Das ging gut los, aber es wurde noch besser: Semino Rossi, seit Jahren dick im Geschäft, machte die Fans glücklich mit Hits wie „Rot sind die Rosen“ und „Bella Romantica“,  bewährtes Liedgut mit Schunkel- und Schmusegarantie.

Der Rebell unten den Volksmusik-Profis ist Andreas Gabalier. Der „Volks-Rock’n’Roller“ begrüßte die Arena mit einem kräftigen „Servus“ und musste bei seinem Hit „I sing a Liad für di“ nicht mehr großartig zum Mitsingen und Mittanzen auffordern – hätte es Tische gegeben, wären sie in Grund und Boden gestampft worden. Gabalier ist noch jung, aber schon ein Großer, allerdings noch nicht so lange wie Howard Carpendale. Bereits 1969 landete der Südafrikaner seinen ersten Hit in Deutschland – mit dem deutschen Cover des Beatles-Songs Obladi Oblada. Gestern performte er auf der Bühne in Hannover – den herzzerbröselnden Schmelz in seiner Stimme hat er immer noch nicht verloren, was der gereiften Damenwelt auch durchaus anzusehen war. Aber ob Howies Applaus an den für Jürgen Drews heranreichte? Eher nein. Der König von Mallorca wurde zum Ende geradezu frenetisch gefeiert und bedankte sich beim mittlerweile leicht erschöpften Publikum. Der Ballermann-Experte machte seine Anhänger noch mal richtig heiß, sang sich durch seine Klassiker und landete natürlich auch im Kornfeld – die TUI-Arena brodelte geradezu.

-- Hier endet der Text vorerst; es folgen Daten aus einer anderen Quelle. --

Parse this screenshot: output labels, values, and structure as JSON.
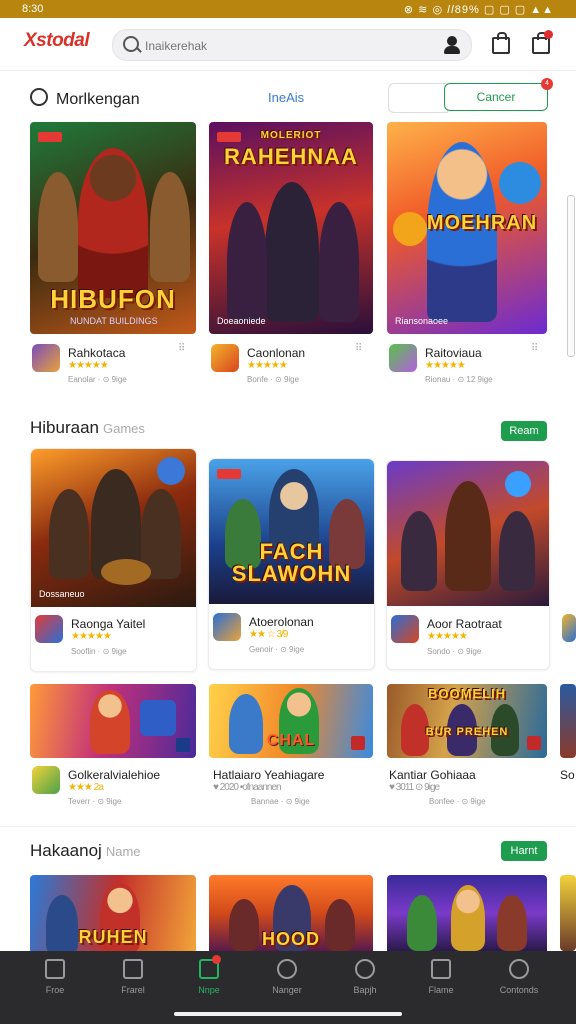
{
  "status": {
    "time": "8:30",
    "right": "⊗ ≋ ◎ 𝑙𝑙89% ▢ ▢ ▢ ▲▲"
  },
  "header": {
    "logo": "Xstodal",
    "search_placeholder": "Inaikerehak"
  },
  "top_section": {
    "title": "Morlkengan",
    "tab": "IneAis",
    "button": "Cancer",
    "button_badge": "4",
    "cards": [
      {
        "art_text": "HIBUFON",
        "art_small": "NUNDAT BUILDINGS",
        "name": "Rahkotaca",
        "stars": "★★★★★",
        "meta": "Eanolar ·  ⊙ 9ige"
      },
      {
        "art_text": "RAHEHNAA",
        "art_top": "MOLERIOT",
        "art_small": "Doeaoniede",
        "name": "Caonlonan",
        "stars": "★★★★★",
        "meta": "Bonfe ·  ⊙ 9ige"
      },
      {
        "art_text": "MOEHRAN",
        "art_small": "Riansonaoee",
        "name": "Raitoviaua",
        "stars": "★★★★★",
        "meta": "Rionau ·  ⊙ 12 9ige"
      }
    ]
  },
  "section2": {
    "title": "Hiburaan",
    "subtitle": "Games",
    "button": "Ream",
    "cards": [
      {
        "art_small": "Dossaneuo",
        "name": "Raonga Yaitel",
        "stars": "★★★★★",
        "meta": "Sooflin ·  ⊙ 9ige"
      },
      {
        "art_text": "FACH SLAWOHN",
        "name": "Atoerolonan",
        "stars": "★★ ☆ 3/9",
        "meta": "Genoir ·  ⊙ 9ige"
      },
      {
        "name": "Aoor Raotraat",
        "stars": "★★★★★",
        "meta": "Sondo ·  ⊙ 9ige"
      }
    ]
  },
  "row3": {
    "cards": [
      {
        "name": "Golkeralvialehioe",
        "stars": "★★★ 2a",
        "meta": "Teverr ·  ⊙ 9ige"
      },
      {
        "art_text": "CHAL",
        "name": "Hatlaiaro Yeahiagare",
        "stars": "♥ 2020 •ofnaannen",
        "meta": "Bannae ·  ⊙ 9ige"
      },
      {
        "art_text": "BOOMELIH",
        "art_bottom": "BUR PREHEN",
        "name": "Kantiar Gohiaaa",
        "stars": "♥ 3011  ⊙ 9ige",
        "meta": "Bonfee ·  ⊙ 9ige"
      },
      {
        "name": "So"
      }
    ]
  },
  "section3": {
    "title": "Hakaanoj",
    "subtitle": "Name",
    "button": "Harnt",
    "cards": [
      {
        "art_text": "RUHEN"
      },
      {
        "art_text": "HOOD"
      },
      {
        "art_text": ""
      }
    ]
  },
  "bottom_nav": [
    {
      "label": "Froe",
      "icon": "home-icon"
    },
    {
      "label": "Frarel",
      "icon": "grid-icon"
    },
    {
      "label": "Nnpe",
      "icon": "apps-icon",
      "active": true
    },
    {
      "label": "Nanger",
      "icon": "clock-icon"
    },
    {
      "label": "Bapjh",
      "icon": "search-icon"
    },
    {
      "label": "Flame",
      "icon": "chart-icon"
    },
    {
      "label": "Contonds",
      "icon": "magnifier-icon"
    }
  ],
  "colors": {
    "accent": "#1f9d4f",
    "status_bar": "#b8860f",
    "nav_bg": "#2b2b2e",
    "logo": "#d8322a"
  }
}
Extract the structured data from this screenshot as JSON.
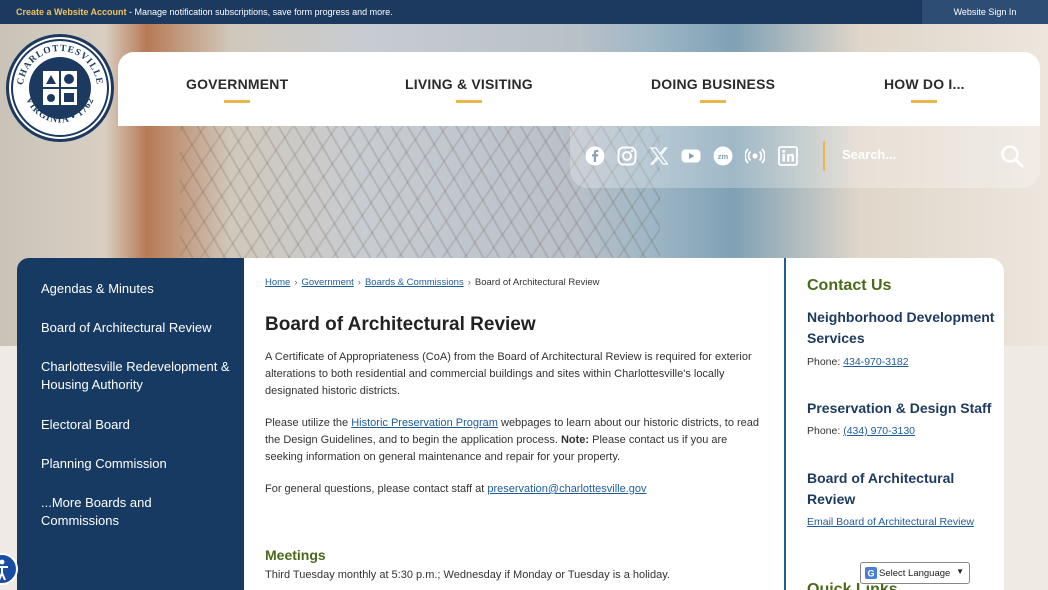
{
  "topbar": {
    "create_link": "Create a Website Account",
    "create_desc": " - Manage notification subscriptions, save form progress and more.",
    "sign_in": "Website Sign In"
  },
  "logo": {
    "top_text": "CHARLOTTESVILLE",
    "bottom_text": "VIRGINIA • 1762"
  },
  "nav": {
    "items": [
      {
        "label": "GOVERNMENT"
      },
      {
        "label": "LIVING & VISITING"
      },
      {
        "label": "DOING BUSINESS"
      },
      {
        "label": "HOW DO I..."
      }
    ]
  },
  "social": {
    "icons": [
      "facebook-icon",
      "instagram-icon",
      "x-icon",
      "youtube-icon",
      "zoom-icon",
      "podcast-icon",
      "linkedin-icon"
    ]
  },
  "search": {
    "placeholder": "Search..."
  },
  "sidebar": {
    "items": [
      {
        "label": "Agendas & Minutes"
      },
      {
        "label": "Board of Architectural Review"
      },
      {
        "label": "Charlottesville Redevelopment & Housing Authority"
      },
      {
        "label": "Electoral Board"
      },
      {
        "label": "Planning Commission"
      },
      {
        "label": "...More Boards and Commissions"
      }
    ]
  },
  "breadcrumb": {
    "home": "Home",
    "government": "Government",
    "boards": "Boards & Commissions",
    "current": "Board of Architectural Review"
  },
  "main": {
    "title": "Board of Architectural Review",
    "para1": "A Certificate of Appropriateness (CoA) from the Board of Architectural Review is required for exterior alterations to both residential and commercial buildings and sites within Charlottesville's locally designated historic districts.",
    "para2_a": "Please utilize the ",
    "para2_link": "Historic Preservation Program",
    "para2_b": " webpages to learn about our historic districts, to read the Design Guidelines, and to begin the application process. ",
    "para2_note": "Note:",
    "para2_c": " Please contact us if you are seeking information on general maintenance and repair for your property.",
    "para3_a": "For general questions, please contact staff at ",
    "para3_link": "preservation@charlottesville.gov",
    "meetings_heading": "Meetings",
    "meetings_text": "Third Tuesday monthly at 5:30 p.m.; Wednesday if Monday or Tuesday is a holiday."
  },
  "contact": {
    "heading": "Contact Us",
    "groups": [
      {
        "name": "Neighborhood Development Services",
        "phone_label": "Phone: ",
        "phone": "434-970-3182"
      },
      {
        "name": "Preservation & Design Staff",
        "phone_label": "Phone: ",
        "phone": "(434) 970-3130"
      },
      {
        "name": "Board of Architectural Review",
        "email_link": "Email Board of Architectural Review"
      }
    ],
    "quick_links": "Quick Links"
  },
  "language": {
    "label": "Select Language"
  },
  "colors": {
    "navy": "#173a63",
    "gold": "#e8b84a",
    "green": "#4a6a1a",
    "link": "#1f5c9c"
  }
}
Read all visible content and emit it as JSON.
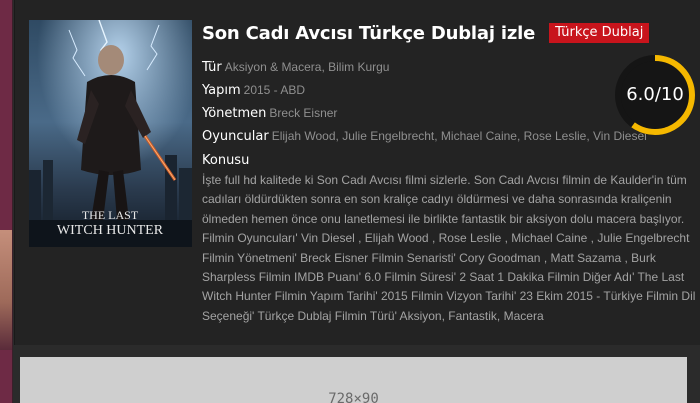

Schon zuvor tanzten überall Paare, immer wieder flogen Rosen auf die Bühne. Doch der aufregendste Auftritt – und das heißeste Outfit – gehörte Kristina Bach. Lange war sie nicht mehr aufgetreten, sondern schrieb Lieder für andere Künstler. Gestern sang die Frau mit der tollen Stimme ein Medley aus „Living next door to Alice“, „Que Sera Sera“ und anderen Hits. Das sorgte für Symptome von Party-Krankheit: Die hübsche Blondine verursachte Gänsehaut, vor allem bei den Herren, und hohes Tanzfieber.
Fazit: Die Schlagerfreaks waren bestens gelaunt – fast jeder wird heute morgen mit einem Ohrwurm aufgewacht sein.